I learned about D&D from the acknowledgments to a Katherine Kerr novel when I was in fourth grade, but I didn't find people willing to play RPGs with me until high school. We mostly played White Wolf, since that was then the fashion; in particular, I GMed a lot of Mage.
My first serious D&D campaign was in college. Third edition was new and shiny! My character was named Angharad. She began the campaign as a very naive Lawful Good rogue; I reasoned that she came from a Thieves' Guild family, and had conformed to the expectation that she'd join the family business. She was moderately smart at the start of the campaign (INT 13 or 14, maybe), and we all started at seventh level. We encountered a strange temple that "balanced" our stats, though, so her intelligence went down and another stat went up, and because Angharad was exceedingly Lawful Good, I picked up a level in paladin. Then, through some rather awful failures in coordination, the entire party was killed by a mindflayer; upon resurrection, Angharad found herself with even less intelligence and missing one of those levels of rogue.

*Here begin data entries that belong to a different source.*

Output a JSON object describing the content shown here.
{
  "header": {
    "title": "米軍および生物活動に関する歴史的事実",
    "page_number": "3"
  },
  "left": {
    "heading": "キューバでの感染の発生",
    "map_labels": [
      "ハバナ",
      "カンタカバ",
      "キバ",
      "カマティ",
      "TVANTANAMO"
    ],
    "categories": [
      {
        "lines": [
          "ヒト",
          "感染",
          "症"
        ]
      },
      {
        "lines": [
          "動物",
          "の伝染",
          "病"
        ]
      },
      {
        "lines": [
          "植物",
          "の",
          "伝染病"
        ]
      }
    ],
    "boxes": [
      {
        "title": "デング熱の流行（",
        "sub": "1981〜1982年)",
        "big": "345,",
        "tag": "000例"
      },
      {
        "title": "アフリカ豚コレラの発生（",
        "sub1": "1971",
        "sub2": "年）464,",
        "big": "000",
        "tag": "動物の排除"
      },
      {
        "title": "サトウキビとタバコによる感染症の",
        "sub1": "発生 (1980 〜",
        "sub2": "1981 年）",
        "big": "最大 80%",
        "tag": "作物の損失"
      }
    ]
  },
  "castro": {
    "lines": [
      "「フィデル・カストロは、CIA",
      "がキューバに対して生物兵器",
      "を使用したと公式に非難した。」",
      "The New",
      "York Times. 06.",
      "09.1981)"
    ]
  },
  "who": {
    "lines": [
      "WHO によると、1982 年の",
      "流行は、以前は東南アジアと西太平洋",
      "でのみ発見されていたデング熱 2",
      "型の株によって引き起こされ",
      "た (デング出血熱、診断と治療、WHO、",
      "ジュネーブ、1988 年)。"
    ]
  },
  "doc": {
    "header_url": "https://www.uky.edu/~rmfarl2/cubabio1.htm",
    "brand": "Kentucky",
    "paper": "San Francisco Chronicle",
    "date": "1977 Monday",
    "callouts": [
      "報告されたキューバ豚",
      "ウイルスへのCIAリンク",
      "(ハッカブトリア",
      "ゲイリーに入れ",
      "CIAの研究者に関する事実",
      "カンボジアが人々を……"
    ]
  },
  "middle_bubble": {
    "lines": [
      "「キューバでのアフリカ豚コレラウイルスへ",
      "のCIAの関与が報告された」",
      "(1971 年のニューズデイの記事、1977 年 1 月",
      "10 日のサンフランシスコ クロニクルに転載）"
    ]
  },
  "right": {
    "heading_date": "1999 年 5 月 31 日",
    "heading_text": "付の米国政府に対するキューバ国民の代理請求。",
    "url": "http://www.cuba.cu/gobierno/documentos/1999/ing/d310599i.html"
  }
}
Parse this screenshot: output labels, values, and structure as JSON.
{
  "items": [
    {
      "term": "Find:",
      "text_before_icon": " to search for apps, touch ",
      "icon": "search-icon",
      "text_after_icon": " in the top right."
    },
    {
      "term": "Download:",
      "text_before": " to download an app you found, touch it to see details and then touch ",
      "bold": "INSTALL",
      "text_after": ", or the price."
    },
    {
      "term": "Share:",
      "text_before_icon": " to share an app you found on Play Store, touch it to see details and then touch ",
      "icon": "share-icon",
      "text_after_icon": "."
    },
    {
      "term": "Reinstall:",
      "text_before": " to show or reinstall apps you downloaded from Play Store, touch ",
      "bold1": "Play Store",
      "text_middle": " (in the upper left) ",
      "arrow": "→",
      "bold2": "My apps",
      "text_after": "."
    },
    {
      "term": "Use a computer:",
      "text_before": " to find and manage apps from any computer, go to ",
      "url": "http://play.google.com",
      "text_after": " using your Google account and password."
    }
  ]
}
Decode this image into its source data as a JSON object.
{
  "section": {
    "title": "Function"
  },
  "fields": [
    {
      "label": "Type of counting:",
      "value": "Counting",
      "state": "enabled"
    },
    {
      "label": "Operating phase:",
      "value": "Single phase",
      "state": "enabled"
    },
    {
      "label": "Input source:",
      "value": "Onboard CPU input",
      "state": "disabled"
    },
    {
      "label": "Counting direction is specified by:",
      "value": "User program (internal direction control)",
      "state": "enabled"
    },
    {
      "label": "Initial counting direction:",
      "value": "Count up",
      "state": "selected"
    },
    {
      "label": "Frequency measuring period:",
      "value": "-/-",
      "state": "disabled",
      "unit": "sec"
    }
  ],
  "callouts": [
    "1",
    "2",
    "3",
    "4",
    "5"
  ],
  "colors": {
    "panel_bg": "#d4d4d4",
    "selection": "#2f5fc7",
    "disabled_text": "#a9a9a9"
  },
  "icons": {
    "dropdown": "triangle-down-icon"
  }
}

Finally, after maybe a semester of play (we spent a lot of time talking to people, and not very much killing monsters), Angharad earned a second paladin level, and became able to sense evil... at which point she learned that
sildra's eponymous character had been lawful evil the entire time. "Sildra! You're
evil?" is one of my favorite moments in excessive commitment to lawful goodness.
Smiting evil with a holy sword while simultaneously doing sneak-attack damage due to flanking is also pretty great, though.